The last episode of One Tree Hill I watched this evening featured a party with the junior (soon to be senior) and senior (just graduated) classes of Tree Hill High School. Although I was never part of that kind of celebration outside of prom (I also graduated with closer to 900 students so it would have been a bit harder...), my friend Steph hosted a party before she left for the summer and before her parents sold their home in Oak Park. Pretty much everyone from our close group of friends at the end of high school was there. It was also the only time I've ever sneaked out of my house. My mom wouldn't let me spend the night at Steph's for some reason or another so I was sure to be home by my curfew, but then left again once I knew she was asleep. I left a note in the off chance that she woke up worried, but I don't think she ever knew I was gone. That night marked the last time my friends and I were all in Oak Park together. Like in a tv show, some of the characters eventually drop off. Some come back for guest appearances, others don't. Try as I might to stay in touch with all of them, its a near impossible task. Even now I'm still coping with the fact that we'll never be in the same location again which is devastating. By coming home to Chicago I certainly increased the odds that I might live just around the corner from some of them again, at least those who still have family in the area.

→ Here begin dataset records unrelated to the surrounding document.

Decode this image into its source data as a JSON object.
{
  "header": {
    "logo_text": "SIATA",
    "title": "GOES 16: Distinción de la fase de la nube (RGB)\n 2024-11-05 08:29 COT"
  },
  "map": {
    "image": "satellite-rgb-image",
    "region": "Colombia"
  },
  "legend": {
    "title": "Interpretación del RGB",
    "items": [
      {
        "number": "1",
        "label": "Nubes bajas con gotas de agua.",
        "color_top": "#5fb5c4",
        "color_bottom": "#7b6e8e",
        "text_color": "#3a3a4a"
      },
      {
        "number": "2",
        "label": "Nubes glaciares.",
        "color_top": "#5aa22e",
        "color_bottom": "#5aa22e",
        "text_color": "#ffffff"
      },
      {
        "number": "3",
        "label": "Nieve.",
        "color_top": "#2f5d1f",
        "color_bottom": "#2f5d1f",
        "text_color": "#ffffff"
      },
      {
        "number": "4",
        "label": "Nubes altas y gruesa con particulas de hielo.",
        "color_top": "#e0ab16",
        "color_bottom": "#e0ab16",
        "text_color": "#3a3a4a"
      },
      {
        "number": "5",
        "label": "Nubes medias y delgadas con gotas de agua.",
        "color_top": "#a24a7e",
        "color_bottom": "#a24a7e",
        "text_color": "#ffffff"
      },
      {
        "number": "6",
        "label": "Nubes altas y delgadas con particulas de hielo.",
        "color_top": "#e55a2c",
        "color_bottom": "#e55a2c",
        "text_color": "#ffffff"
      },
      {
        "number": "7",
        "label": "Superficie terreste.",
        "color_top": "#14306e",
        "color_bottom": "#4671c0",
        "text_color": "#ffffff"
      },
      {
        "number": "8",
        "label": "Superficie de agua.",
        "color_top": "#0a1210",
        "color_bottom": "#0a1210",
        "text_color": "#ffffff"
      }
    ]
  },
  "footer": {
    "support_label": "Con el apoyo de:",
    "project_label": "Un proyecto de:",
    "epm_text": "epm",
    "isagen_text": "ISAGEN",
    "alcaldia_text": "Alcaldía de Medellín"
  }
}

I'm a quote person, have been ever since junior high. I can't even tell you how many email folders, lists, and little scraps of paper I have filled with quotes. I even made Brian a 2006 day-by-day calendar with a different one of my "favorite" quotes for each day. Too bad we didn't make it through the year, oh well! I think that's one of the things I appreciated about One Tree Hill-music and language were always major parts of the series. I'm sure it was sometime in high school when I first wrote down the quote "The road is long, and in the end, the journey is the destination" (Coach Whitey Durham, obviously. When I started watching One Tree Hill again, I knew what the ending would bring. I knew who would still be on the show, which couples would be together, what new people would come into their lives, and who would die. I remembered some of the pieces of that journey, but not all of it so it was still a discovery for me. I can't predict any of that for my life, my self, try as I might (please refer to "Why I Should Never Make Plans" and "The Role of Grey" for proof of my efforts), although I imagine the end of the road, a very, very long road I hope, is death. Now that I've reaffirmed my existing beliefs on Heaven and the afterlife through the book Heaven is for Real, I'm quite certain that as long as I continue my journey as best I can, I'll be happy when my road ends.

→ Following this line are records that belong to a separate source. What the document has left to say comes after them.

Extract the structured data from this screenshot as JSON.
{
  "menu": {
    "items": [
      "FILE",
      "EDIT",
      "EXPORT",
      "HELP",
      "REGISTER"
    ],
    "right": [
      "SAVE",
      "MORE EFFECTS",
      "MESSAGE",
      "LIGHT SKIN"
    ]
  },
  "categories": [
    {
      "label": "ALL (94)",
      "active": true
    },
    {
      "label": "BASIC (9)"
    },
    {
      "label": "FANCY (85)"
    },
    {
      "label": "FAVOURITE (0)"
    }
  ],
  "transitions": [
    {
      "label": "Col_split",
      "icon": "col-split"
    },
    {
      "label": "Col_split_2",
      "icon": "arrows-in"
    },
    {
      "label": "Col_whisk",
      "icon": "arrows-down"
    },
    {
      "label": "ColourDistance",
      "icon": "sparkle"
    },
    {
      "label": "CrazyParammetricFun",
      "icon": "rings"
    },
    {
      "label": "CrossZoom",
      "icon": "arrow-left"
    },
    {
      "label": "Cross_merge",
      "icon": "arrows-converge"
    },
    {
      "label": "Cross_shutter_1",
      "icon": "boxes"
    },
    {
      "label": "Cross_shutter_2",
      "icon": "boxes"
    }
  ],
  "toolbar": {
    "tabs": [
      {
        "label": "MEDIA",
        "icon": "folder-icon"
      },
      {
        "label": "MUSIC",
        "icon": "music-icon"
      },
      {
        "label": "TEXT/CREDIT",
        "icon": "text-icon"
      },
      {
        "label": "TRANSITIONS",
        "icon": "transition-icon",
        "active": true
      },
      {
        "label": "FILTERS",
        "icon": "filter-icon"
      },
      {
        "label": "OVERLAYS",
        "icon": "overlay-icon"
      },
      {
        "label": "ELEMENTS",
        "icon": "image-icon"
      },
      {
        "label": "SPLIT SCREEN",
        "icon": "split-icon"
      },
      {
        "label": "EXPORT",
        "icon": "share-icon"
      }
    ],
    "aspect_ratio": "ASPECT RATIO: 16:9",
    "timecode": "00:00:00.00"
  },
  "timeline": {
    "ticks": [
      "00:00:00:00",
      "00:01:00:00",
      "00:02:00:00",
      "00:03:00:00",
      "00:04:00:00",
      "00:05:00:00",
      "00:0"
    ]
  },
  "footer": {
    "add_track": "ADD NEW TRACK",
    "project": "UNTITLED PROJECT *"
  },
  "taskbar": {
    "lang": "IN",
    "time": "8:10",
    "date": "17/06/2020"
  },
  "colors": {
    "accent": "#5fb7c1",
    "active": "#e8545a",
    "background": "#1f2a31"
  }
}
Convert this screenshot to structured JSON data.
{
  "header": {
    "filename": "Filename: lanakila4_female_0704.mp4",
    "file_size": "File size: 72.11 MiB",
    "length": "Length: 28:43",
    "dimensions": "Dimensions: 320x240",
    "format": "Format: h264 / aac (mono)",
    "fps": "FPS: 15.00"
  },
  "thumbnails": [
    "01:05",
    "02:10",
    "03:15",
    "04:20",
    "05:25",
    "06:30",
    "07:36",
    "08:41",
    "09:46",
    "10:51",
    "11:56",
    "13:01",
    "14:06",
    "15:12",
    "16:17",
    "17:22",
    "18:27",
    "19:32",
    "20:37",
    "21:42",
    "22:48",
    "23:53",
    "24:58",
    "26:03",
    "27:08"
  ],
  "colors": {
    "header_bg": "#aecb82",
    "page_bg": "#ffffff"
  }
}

But where will this journey take me? That's the question I don't know the answer to. I guarantee you that at Steph's party in June 2007, or a couple of months later very early in the morning when, with tears streaming down my face, I kissed Dan for what I assumed to be the last time just before I left for Richmond, that I never imagined I'd be in the position I am today. Despite a tumultuous 9 months apart and a lot of hurt feelings, he said yes to a facebook relationship request in May 2008. All part of our journey.

While Laura and I were philosophizing over Lync this week, we came to the conclusion that God has a very interesting sense of humor. Its human nature to think the grass is always greener on the other side, to want what we don't or can't have. And then we get it and we don't want it anymore. There have been so many times in my life that I've thought I knew what I want or what was best but then it turns out great that I didn't get it after all. I just imagine this God chuckling down at me knowing "you think that's what you want, but its really not-just be grateful I have it all figured out for you already".

So as for my journey, I'll leave that up to you God and try not to get in the way of what you clearly have planned for me. As for the next 5 seasons of One Tree Hill, thankfully Mark Schwahn has got that journey all figured out.